PusakoNews.com, Hamamatsu - Prestasi membanggakan kembali ditorehkan atlet olahraga air Indonesia di pentas internasional. Peselancar putri Indonesia, Dhea Natasya, sukses mencatatkan sejarah baru setelah meraih gelar juara pada ajang bergengsi World Surf League (WSL) Longboard Qualifying Series (LQS) Hamamatsu Open 2026 yang berlangsung di Hamamatsu, Jepang.
Kemenangan tersebut menjadi pencapaian monumental bagi dunia selancar Indonesia. Berkat hasil gemilang di kompetisi tersebut, Dhea resmi menempati posisi puncak klasemen Longboard Qualifying Series (LQS) Asia musim 2025/2026 sekaligus memastikan tiket menuju WSL World Longboard Tour 2026/2027, kompetisi elite yang mempertemukan para longboarder terbaik dunia.
Keberhasilan Dhea tidak hanya menjadi kebanggaan pribadi, namun juga menandai tonggak sejarah baru bagi olahraga surfing nasional. Dhea tercatat sebagai atlet putri Indonesia pertama yang berhasil menembus jajaran elite longboarder dunia. Bahkan di tingkat Asia, ia menjadi perempuan Asia keempat yang mampu mencapai level tersebut, setelah sebelumnya didominasi atlet-atlet asal Jepang.

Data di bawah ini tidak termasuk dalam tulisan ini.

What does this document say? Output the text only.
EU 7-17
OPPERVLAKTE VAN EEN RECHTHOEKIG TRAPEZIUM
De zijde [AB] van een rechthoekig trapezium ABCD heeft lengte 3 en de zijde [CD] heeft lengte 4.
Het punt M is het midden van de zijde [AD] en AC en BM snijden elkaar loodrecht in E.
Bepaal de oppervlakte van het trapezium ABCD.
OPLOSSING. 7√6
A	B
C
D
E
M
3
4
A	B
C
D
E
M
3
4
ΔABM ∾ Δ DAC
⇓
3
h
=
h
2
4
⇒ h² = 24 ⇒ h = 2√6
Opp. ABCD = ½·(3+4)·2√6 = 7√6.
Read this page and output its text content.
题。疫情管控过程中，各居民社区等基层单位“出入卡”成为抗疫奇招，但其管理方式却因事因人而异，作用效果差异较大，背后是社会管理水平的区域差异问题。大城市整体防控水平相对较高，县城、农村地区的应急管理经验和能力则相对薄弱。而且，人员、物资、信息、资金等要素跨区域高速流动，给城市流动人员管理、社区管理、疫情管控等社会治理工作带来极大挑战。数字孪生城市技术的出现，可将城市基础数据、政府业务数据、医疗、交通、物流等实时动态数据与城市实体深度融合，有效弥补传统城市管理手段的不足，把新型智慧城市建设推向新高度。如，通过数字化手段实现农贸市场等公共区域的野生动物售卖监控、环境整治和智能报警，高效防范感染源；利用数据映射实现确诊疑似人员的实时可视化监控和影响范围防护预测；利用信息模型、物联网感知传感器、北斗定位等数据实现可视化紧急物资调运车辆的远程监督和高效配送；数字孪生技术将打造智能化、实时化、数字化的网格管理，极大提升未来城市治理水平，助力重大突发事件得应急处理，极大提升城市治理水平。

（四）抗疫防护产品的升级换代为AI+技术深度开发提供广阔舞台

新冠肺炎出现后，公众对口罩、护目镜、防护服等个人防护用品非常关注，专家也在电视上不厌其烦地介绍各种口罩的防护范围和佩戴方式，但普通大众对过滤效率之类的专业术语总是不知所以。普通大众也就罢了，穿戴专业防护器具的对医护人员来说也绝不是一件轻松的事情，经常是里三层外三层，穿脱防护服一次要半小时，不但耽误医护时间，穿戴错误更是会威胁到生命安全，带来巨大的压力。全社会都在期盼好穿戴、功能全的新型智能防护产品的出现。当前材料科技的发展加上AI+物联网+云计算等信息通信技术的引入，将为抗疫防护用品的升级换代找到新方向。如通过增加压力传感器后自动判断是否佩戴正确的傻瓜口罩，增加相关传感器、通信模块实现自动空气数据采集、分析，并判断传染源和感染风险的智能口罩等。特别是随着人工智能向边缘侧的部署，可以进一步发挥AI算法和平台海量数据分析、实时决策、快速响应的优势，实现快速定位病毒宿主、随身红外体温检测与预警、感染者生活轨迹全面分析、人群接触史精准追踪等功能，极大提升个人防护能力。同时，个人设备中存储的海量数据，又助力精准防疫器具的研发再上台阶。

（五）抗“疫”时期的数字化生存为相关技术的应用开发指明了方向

Pencapaian ini dinilai sebagai bukti nyata perkembangan pesat atlet surfing Indonesia yang kini semakin mampu bersaing di level internasional. Konsistensi penampilan, mental bertanding, serta kerja keras selama menjalani rangkaian kompetisi menjadi faktor penting yang mengantarkan Dhea menuju panggung tertinggi longboard dunia.
Pelatih Kepala Tim Nasional Surfing Indonesia, Arya Subyakto, menyampaikan apresiasi tinggi atas perjuangan dan dedikasi Dhea sepanjang musim kompetisi. Menurutnya, keberhasilan tersebut merupakan hasil dari proses panjang yang dijalani dengan disiplin dan semangat besar untuk terus berkembang.
“Selamat untuk Dhea. Dia menorehkan sejarah baru sebagai atlet putri Indonesia pertama yang berhasil masuk ke jajaran elite longboarder putri dunia. Ini pencapaian luar biasa dan sangat membanggakan bagi Indonesia,” ujar Arya, Jumat (29/5).
Arya mengungkapkan bahwa Dhea sebelumnya mengawali karier sebagai atlet shortboard sebelum akhirnya tim pelatih melihat potensi besar yang dimilikinya di nomor longboard. Keputusan untuk mengubah fokus karier tersebut terbukti menjadi langkah tepat dalam perjalanan prestasinya.
“Awalnya Dhea merupakan atlet shortboard. Namun kami melihat karakter surfing dan potensinya sangat cocok untuk longboard. Hasilnya terbukti saat dia berhasil meraih medali emas SEA Games 2019 Filipina. Sekarang dia mampu menembus level dunia,” jelas Arya.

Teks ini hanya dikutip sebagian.